Hartmann Dairy Farm, Gibbon, Minn., has been embargoed from selling dairy products following confirmation that E. coli bacteria in raw milk that sickened five people came from the farm. The embargo prohibits movement or release of products off the farm.
Four cases of illness were reported last week, and the Minnesota Department of Agriculture (MDA) reported this afternoon that a fifth case has been subsequently confirmed in a young child who was not hospitalized. One toddler, who had been hospitalized for over a week, was released yesterday.
The specific strain of E. coli 0157:H7 found in the ill patients has also been found in three animals and from five environmental sites on the Hartman farm, says Michael Schommer, MDA director of communications. The strain of E. coli has not previously been found in Minnesota. In addition, cheese samples collected from the farm last week contained another form of Shiga toxin-producing E. coli.

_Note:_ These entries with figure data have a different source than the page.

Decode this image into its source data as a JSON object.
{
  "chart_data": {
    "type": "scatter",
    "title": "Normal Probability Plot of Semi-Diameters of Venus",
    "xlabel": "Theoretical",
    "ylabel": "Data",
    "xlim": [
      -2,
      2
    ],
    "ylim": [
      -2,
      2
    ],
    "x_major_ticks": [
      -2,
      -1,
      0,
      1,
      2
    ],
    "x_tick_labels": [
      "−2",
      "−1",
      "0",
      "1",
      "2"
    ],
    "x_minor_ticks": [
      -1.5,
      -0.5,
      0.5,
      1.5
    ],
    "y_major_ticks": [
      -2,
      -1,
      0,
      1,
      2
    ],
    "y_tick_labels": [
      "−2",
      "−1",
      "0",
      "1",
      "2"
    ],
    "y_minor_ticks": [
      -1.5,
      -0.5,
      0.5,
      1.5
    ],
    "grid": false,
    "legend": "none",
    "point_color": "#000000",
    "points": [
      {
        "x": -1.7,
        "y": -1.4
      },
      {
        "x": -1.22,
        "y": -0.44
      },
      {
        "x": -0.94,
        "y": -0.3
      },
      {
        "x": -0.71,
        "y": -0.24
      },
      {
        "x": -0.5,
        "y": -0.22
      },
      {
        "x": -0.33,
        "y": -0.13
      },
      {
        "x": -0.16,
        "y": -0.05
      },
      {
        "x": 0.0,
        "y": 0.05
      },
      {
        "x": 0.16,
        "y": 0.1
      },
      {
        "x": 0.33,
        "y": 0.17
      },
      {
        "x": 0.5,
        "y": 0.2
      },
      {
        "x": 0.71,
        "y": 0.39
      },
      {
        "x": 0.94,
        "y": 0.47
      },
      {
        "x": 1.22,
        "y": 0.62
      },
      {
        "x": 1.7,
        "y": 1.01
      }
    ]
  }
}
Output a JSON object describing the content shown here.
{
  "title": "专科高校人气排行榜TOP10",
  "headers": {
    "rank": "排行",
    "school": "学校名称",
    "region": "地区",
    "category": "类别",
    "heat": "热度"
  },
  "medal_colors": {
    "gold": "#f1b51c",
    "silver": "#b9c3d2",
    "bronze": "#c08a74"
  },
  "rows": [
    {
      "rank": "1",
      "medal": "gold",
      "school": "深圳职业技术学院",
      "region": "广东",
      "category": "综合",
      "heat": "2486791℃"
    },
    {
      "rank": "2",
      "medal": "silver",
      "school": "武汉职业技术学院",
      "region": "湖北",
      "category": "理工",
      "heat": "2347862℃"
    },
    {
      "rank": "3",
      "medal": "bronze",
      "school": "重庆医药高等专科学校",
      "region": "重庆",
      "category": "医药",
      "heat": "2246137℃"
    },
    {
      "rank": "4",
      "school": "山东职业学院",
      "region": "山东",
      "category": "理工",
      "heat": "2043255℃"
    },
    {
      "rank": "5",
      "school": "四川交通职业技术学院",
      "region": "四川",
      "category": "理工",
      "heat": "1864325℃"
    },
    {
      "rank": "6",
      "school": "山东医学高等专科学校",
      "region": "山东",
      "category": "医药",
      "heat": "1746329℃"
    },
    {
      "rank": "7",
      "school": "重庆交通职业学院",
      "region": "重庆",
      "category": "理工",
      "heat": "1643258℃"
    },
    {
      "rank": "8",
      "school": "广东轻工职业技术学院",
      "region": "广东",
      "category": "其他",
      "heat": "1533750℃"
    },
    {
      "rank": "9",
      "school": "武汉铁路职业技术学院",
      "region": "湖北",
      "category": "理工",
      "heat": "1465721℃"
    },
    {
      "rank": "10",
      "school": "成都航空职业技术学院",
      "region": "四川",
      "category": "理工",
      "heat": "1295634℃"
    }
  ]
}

"Raw milk presents a serious health threat,” says Minnesota Health Commissioner Dr. Sanne Magnan. "This isn't a matter of personal opinion; it's an established scientific fact. Drinking raw milk or eating products made from raw milk can expose consumers to a variety of organisms that can result in anything from a few days of diarrhea to kidney failure and death. Raw milk is especially dangerous for children, whose immune systems can't fight off infection as well as healthy adults.”
Nicole Neeser, with the Minnesota Department of Agriculture, says the investigation of the Hartmann Farm is on-going. She therefore could not say whether criminal charges or civil action will be brought against the farm, but she did not rule out that possibility.